Ideas have consequences, and abolishing ideas has consequences.

Anonymous said...

I have never seen any distinction between "fairness" à la Rawls and "justice." One could translate dikaios as "just" or as "fair."

The difference between Plato and Rawls seems to me to turn on what things each reveals or keeps hidden behind a veil of ignorance, etc.

Supposing that "wealth" is "distributed" and supposing that each Self is equal ("before God," as Zarathustra said; or before the veil of ignorance, as Rawls says), then surely each Self ought to receive the same in the distribution. Provided that 'distribution' of wealth to Selfs is just to begin with. if the state originally owns all wealth because the state made all wealth, then surely the state is not under any obligation to give wealth to Selfs.

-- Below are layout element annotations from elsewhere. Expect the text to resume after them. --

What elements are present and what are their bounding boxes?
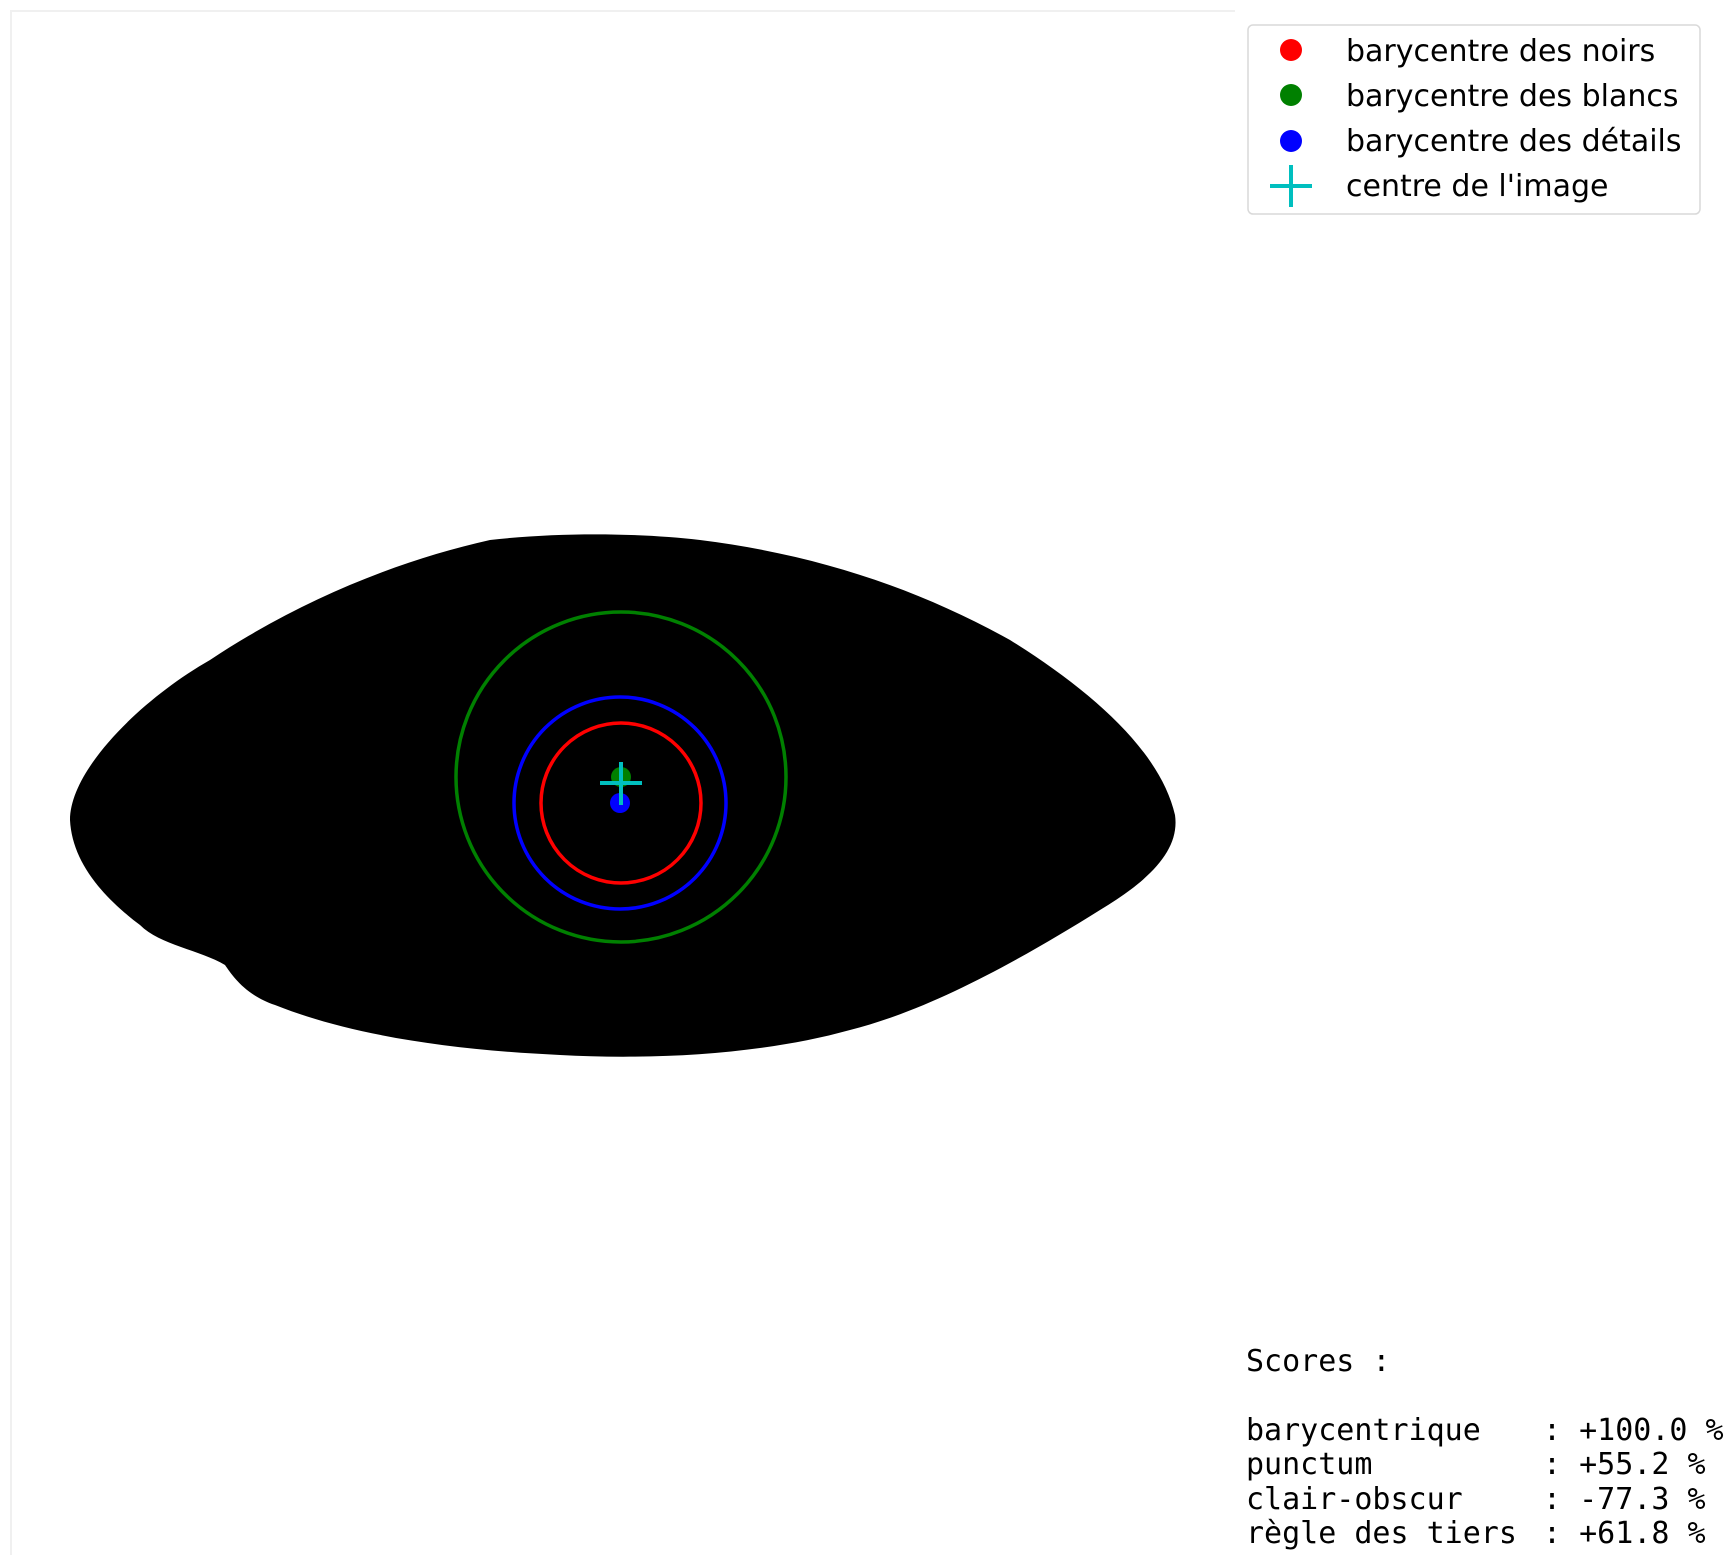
score-value: : +100.0 % (1543, 1413, 1724, 1448)
legend: barycentre des noirs barycentre des blan… (1247, 24, 1701, 215)
legend-dot-green-icon (1280, 84, 1302, 106)
legend-label-details: barycentre des détails (1346, 124, 1682, 159)
scores-heading: Scores : (1246, 1344, 1391, 1379)
score-row-punctum: punctum : +55.2 % (1246, 1447, 1706, 1482)
score-value: : +61.8 % (1543, 1516, 1706, 1551)
legend-label-blancs: barycentre des blancs (1346, 79, 1678, 114)
legend-dot-red-icon (1280, 39, 1302, 61)
score-name: règle des tiers (1246, 1516, 1517, 1551)
score-value: : -77.3 % (1543, 1482, 1706, 1517)
score-name: punctum (1246, 1447, 1517, 1482)
score-name: barycentrique (1246, 1413, 1517, 1448)
analysis-canvas: barycentre des noirs barycentre des blan… (10, 10, 1724, 1555)
score-row-regle-des-tiers: règle des tiers : +61.8 % (1246, 1516, 1706, 1551)
legend-label-centre: centre de l'image (1346, 169, 1608, 204)
score-row-barycentrique: barycentrique : +100.0 % (1246, 1413, 1724, 1448)
score-name: clair-obscur (1246, 1482, 1517, 1517)
score-value: : +55.2 % (1543, 1447, 1706, 1482)
legend-label-noirs: barycentre des noirs (1346, 34, 1655, 69)
scores-block: Scores : barycentrique : +100.0 % punctu… (1246, 1344, 1724, 1551)
score-row-clair-obscur: clair-obscur : -77.3 % (1246, 1482, 1706, 1517)
legend-dot-blue-icon (1280, 130, 1302, 152)
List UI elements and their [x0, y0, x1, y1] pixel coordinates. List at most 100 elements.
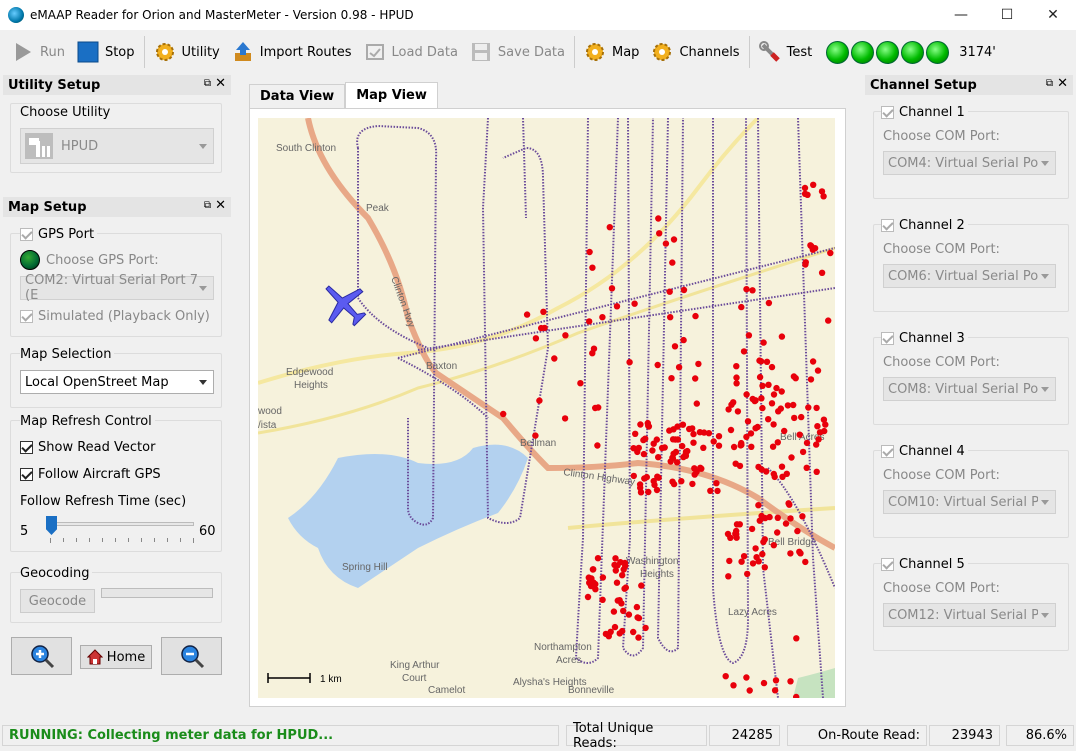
utility-select[interactable]: HPUD: [20, 128, 214, 164]
com-port-select[interactable]: COM12: Virtual Serial Port: [883, 603, 1056, 627]
channel-label: Channel 1: [899, 105, 965, 120]
utility-button[interactable]: Utility: [148, 35, 226, 69]
dock-icon[interactable]: ⧉: [1046, 78, 1053, 89]
meter-marker: [588, 575, 595, 582]
com-port-select[interactable]: COM10: Virtual Serial Port: [883, 490, 1056, 514]
zoom-in-button[interactable]: [11, 637, 72, 675]
channels-button[interactable]: Channels: [645, 35, 745, 69]
channel-checkbox[interactable]: Channel 1: [881, 105, 968, 120]
meter-marker: [602, 630, 610, 638]
follow-aircraft-checkbox[interactable]: Follow Aircraft GPS: [20, 467, 161, 482]
onroute-reads-value: 23943: [929, 725, 1000, 746]
show-read-vector-checkbox[interactable]: Show Read Vector: [20, 440, 155, 455]
meter-marker: [783, 470, 790, 477]
led-indicator: [851, 40, 875, 64]
meter-marker: [620, 607, 627, 615]
dock-icon[interactable]: ⧉: [204, 78, 211, 89]
meter-marker: [725, 573, 732, 580]
meter-marker: [792, 375, 799, 382]
meter-marker: [786, 501, 793, 508]
channel-checkbox[interactable]: Channel 3: [881, 331, 968, 346]
save-data-label: Save Data: [497, 44, 565, 60]
place-label: Washington: [626, 556, 678, 567]
meter-marker: [599, 314, 606, 321]
minimize-button[interactable]: —: [938, 0, 984, 30]
meter-marker: [589, 566, 597, 573]
close-button[interactable]: ✕: [1030, 0, 1076, 30]
choose-com-label: Choose COM Port:: [883, 355, 1000, 370]
meter-marker: [749, 560, 757, 567]
gps-port-select[interactable]: COM2: Virtual Serial Port 7 (E: [20, 273, 214, 303]
gear-icon: [653, 43, 672, 61]
slider-max-label: 60: [199, 524, 216, 539]
load-data-button[interactable]: Load Data: [358, 35, 464, 69]
zoom-out-button[interactable]: [161, 637, 222, 675]
choose-com-label: Choose COM Port:: [883, 129, 1000, 144]
com-port-select[interactable]: COM8: Virtual Serial Port: [883, 377, 1056, 401]
maximize-button[interactable]: ☐: [984, 0, 1030, 30]
channel-label: Channel 2: [899, 218, 965, 233]
meter-marker: [650, 440, 657, 447]
meter-marker: [680, 336, 687, 344]
wrench-icon: [758, 41, 780, 62]
map-setup-title: Map Setup: [8, 199, 87, 215]
com-port-value: COM4: Virtual Serial Port: [888, 155, 1038, 171]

Perhaps the state has reason to lend out wealth units to Selfs, or even to give wealth units to Selfs in order to induce slavish praise and slavish gratitude from the Selfs.

On the other hand, if Selfs produce wealth units, then the (karma shifting) scenario of "distribution" is falsification.

What seems unlikely to function is the karmic arrangement demanded by John Galt: the producers deserve all the wealth units since they make all the wealth units, but the state personnel (the jury to which Galt whines his grand speech before stamping off in a disgraceful snit) are there to slavishly accept all opprobrium -- because Galt is so masterful in his whimpering peevedness.

Anonymous said...

A libertarian or anarchist "state" does »cohen-strain(er)ing forks« (strainer, sc firmament, framework, Gestell)

and protects male and female against »frau'd« sc legitimate hetero-normative marriage of the Geschwisterpaar?

Just guessin'.

Engels: under the dictatorship of its communist owners, the state turns into mere power administration and does only "withering away."